How does one explain this conundrum — consumers unable to access or paying through the nose for a commodity in which their country is the preeminent producer and exporter?

There are two possible reasons.

  • The first has to do supply disruptions — manmade and natural — in other cooking oils, especially sunflower and soyabean.
  • Ukraine and Russia together account for nearly 80% of the global trade in sunflower oil, quite comparable to the 90% share of Indonesia and Malaysia in palm.
  • Russia’s invasion of Ukraine on February 24, which is ongoing, has resulted in port closures and exporters avoiding Black Sea shipping routes.
  • Sanctions against Russia have further curtailed trade in sunflower oil, the world’s third most exported vegetable oil (12.17 mt, according to USDA estimates for 2021-22) after palm (49.63 mt) and soyabean (12.39 mt).
  • Supply tightness in sunflower and soyabean — from war and drought, respectively — has, in turn, transmitted to palm oil
  • The second factor is linked to petroleum, more specifically the use of palm oil as a bio-fuel.
    • The Indonesian government has, since 2020, made 30% blending of diesel with palm oil mandatory as part of a plan to slash fossil fuel imports.
    • Palm oil getting increasingly diverted for bio-diesel is leaving less quantity available, both for the domestic cooking oil and export market.
    • Such diversion has become all the more attractive with Brent crude prices hardening post the Ukrainian war — to a closing high of $127.98 per barrel on March 8 and staying elevated at $100-plus levels.
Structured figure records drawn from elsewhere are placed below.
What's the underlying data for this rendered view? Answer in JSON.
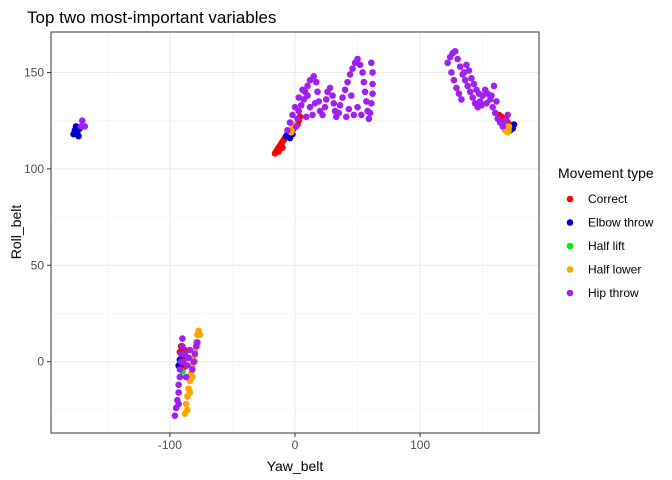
{
  "chart_data": {
    "type": "scatter",
    "title": "Top two most-important variables",
    "xlabel": "Yaw_belt",
    "ylabel": "Roll_belt",
    "xlim": [
      -195,
      195
    ],
    "ylim": [
      -37,
      171
    ],
    "x_ticks": [
      -100,
      0,
      100
    ],
    "y_ticks": [
      0,
      50,
      100,
      150
    ],
    "grid": true,
    "legend": {
      "title": "Movement type",
      "position": "right"
    },
    "series": [
      {
        "name": "Correct",
        "color": "#ff0000",
        "points": [
          [
            -16,
            108
          ],
          [
            -15,
            109
          ],
          [
            -14,
            110
          ],
          [
            -13,
            111
          ],
          [
            -12,
            112
          ],
          [
            -11,
            113
          ],
          [
            -10,
            114
          ],
          [
            -9,
            115
          ],
          [
            -8,
            116
          ],
          [
            -13,
            109
          ],
          [
            -10,
            111
          ],
          [
            2,
            123
          ],
          [
            3,
            125
          ],
          [
            4,
            127
          ],
          [
            163,
            128
          ],
          [
            165,
            127
          ],
          [
            167,
            126
          ],
          [
            169,
            125
          ],
          [
            170,
            124
          ],
          [
            171,
            123
          ],
          [
            -92,
            5
          ],
          [
            -91,
            8
          ],
          [
            -90,
            2
          ],
          [
            -89,
            -3
          ],
          [
            -88,
            6
          ]
        ]
      },
      {
        "name": "Elbow throw",
        "color": "#0000cd",
        "points": [
          [
            -177,
            118
          ],
          [
            -176,
            120
          ],
          [
            -175,
            122
          ],
          [
            -174,
            119
          ],
          [
            -173,
            117
          ],
          [
            -172,
            121
          ],
          [
            -7,
            117
          ],
          [
            -6,
            118
          ],
          [
            -5,
            119
          ],
          [
            -4,
            116
          ],
          [
            -3,
            120
          ],
          [
            -2,
            118
          ],
          [
            -1,
            121
          ],
          [
            173,
            122
          ],
          [
            174,
            121
          ],
          [
            175,
            123
          ],
          [
            172,
            120
          ],
          [
            -93,
            -2
          ],
          [
            -92,
            1
          ]
        ]
      },
      {
        "name": "Half lift",
        "color": "#00ee00",
        "points": [
          [
            170,
            121
          ],
          [
            171,
            120
          ],
          [
            169,
            122
          ],
          [
            -90,
            -5
          ]
        ]
      },
      {
        "name": "Half lower",
        "color": "#ffa500",
        "points": [
          [
            -88,
            -27
          ],
          [
            -87,
            -22
          ],
          [
            -86,
            -18
          ],
          [
            -85,
            -14
          ],
          [
            -84,
            -10
          ],
          [
            -83,
            -6
          ],
          [
            -82,
            -2
          ],
          [
            -81,
            2
          ],
          [
            -80,
            6
          ],
          [
            -79,
            10
          ],
          [
            -78,
            14
          ],
          [
            -77,
            16
          ],
          [
            -86,
            -25
          ],
          [
            -84,
            -16
          ],
          [
            -82,
            -8
          ],
          [
            -80,
            0
          ],
          [
            -78,
            8
          ],
          [
            -76,
            14
          ],
          [
            -3,
            119
          ],
          [
            -2,
            121
          ],
          [
            -1,
            123
          ],
          [
            168,
            120
          ],
          [
            170,
            119
          ],
          [
            171,
            122
          ],
          [
            166,
            124
          ]
        ]
      },
      {
        "name": "Hip throw",
        "color": "#a020f0",
        "points": [
          [
            -96,
            -28
          ],
          [
            -95,
            -24
          ],
          [
            -94,
            -20
          ],
          [
            -93,
            -16
          ],
          [
            -93,
            -12
          ],
          [
            -92,
            -8
          ],
          [
            -92,
            -4
          ],
          [
            -91,
            0
          ],
          [
            -91,
            4
          ],
          [
            -90,
            8
          ],
          [
            -90,
            12
          ],
          [
            -89,
            0
          ],
          [
            -88,
            4
          ],
          [
            -87,
            -8
          ],
          [
            -86,
            -2
          ],
          [
            -85,
            2
          ],
          [
            -84,
            6
          ],
          [
            -82,
            -4
          ],
          [
            -81,
            0
          ],
          [
            -80,
            4
          ],
          [
            -79,
            8
          ],
          [
            -78,
            10
          ],
          [
            -93,
            -22
          ],
          [
            -171,
            122
          ],
          [
            -170,
            125
          ],
          [
            -168,
            122
          ],
          [
            1,
            122
          ],
          [
            2,
            126
          ],
          [
            3,
            130
          ],
          [
            5,
            133
          ],
          [
            7,
            136
          ],
          [
            8,
            140
          ],
          [
            10,
            143
          ],
          [
            12,
            146
          ],
          [
            15,
            148
          ],
          [
            17,
            145
          ],
          [
            18,
            140
          ],
          [
            19,
            135
          ],
          [
            20,
            130
          ],
          [
            22,
            128
          ],
          [
            24,
            132
          ],
          [
            25,
            136
          ],
          [
            26,
            140
          ],
          [
            28,
            142
          ],
          [
            30,
            138
          ],
          [
            31,
            134
          ],
          [
            32,
            130
          ],
          [
            33,
            127
          ],
          [
            35,
            129
          ],
          [
            36,
            133
          ],
          [
            38,
            137
          ],
          [
            40,
            141
          ],
          [
            42,
            145
          ],
          [
            44,
            149
          ],
          [
            46,
            152
          ],
          [
            48,
            155
          ],
          [
            50,
            157
          ],
          [
            52,
            154
          ],
          [
            54,
            150
          ],
          [
            55,
            145
          ],
          [
            56,
            140
          ],
          [
            57,
            135
          ],
          [
            58,
            130
          ],
          [
            59,
            126
          ],
          [
            60,
            129
          ],
          [
            61,
            134
          ],
          [
            62,
            139
          ],
          [
            62,
            144
          ],
          [
            62,
            150
          ],
          [
            61,
            155
          ],
          [
            45,
            138
          ],
          [
            47,
            128
          ],
          [
            50,
            132
          ],
          [
            53,
            128
          ],
          [
            41,
            127
          ],
          [
            43,
            131
          ],
          [
            -4,
            124
          ],
          [
            -2,
            128
          ],
          [
            0,
            132
          ],
          [
            3,
            137
          ],
          [
            6,
            141
          ],
          [
            10,
            138
          ],
          [
            12,
            132
          ],
          [
            14,
            128
          ],
          [
            16,
            134
          ],
          [
            9,
            127
          ],
          [
            -6,
            120
          ],
          [
            122,
            155
          ],
          [
            124,
            158
          ],
          [
            126,
            160
          ],
          [
            128,
            161
          ],
          [
            130,
            157
          ],
          [
            132,
            153
          ],
          [
            134,
            149
          ],
          [
            136,
            146
          ],
          [
            138,
            143
          ],
          [
            140,
            140
          ],
          [
            142,
            137
          ],
          [
            144,
            134
          ],
          [
            146,
            132
          ],
          [
            148,
            135
          ],
          [
            150,
            138
          ],
          [
            152,
            141
          ],
          [
            154,
            139
          ],
          [
            156,
            136
          ],
          [
            158,
            132
          ],
          [
            160,
            129
          ],
          [
            162,
            126
          ],
          [
            164,
            124
          ],
          [
            166,
            122
          ],
          [
            168,
            125
          ],
          [
            170,
            128
          ],
          [
            125,
            150
          ],
          [
            127,
            146
          ],
          [
            129,
            142
          ],
          [
            131,
            139
          ],
          [
            133,
            136
          ],
          [
            135,
            150
          ],
          [
            137,
            154
          ],
          [
            139,
            151
          ],
          [
            141,
            147
          ],
          [
            143,
            144
          ],
          [
            145,
            141
          ],
          [
            147,
            139
          ],
          [
            149,
            133
          ],
          [
            153,
            134
          ],
          [
            157,
            138
          ],
          [
            159,
            143
          ],
          [
            161,
            135
          ]
        ]
      }
    ]
  }
}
What is the impact on India?

  • India is the world’s biggest vegetable oils importer. Out of its annual imports of 14-15 mt, the lion’s share is of palm oil (8-9 mt), followed by soyabean (3-3.5 mt) and sunflower (2.5).
  • Indonesia has been India’s top supplier of palm oil, though it was overtaken by Malaysia in 2021-22.
  • India will have to get used to lower supplies from Indonesia.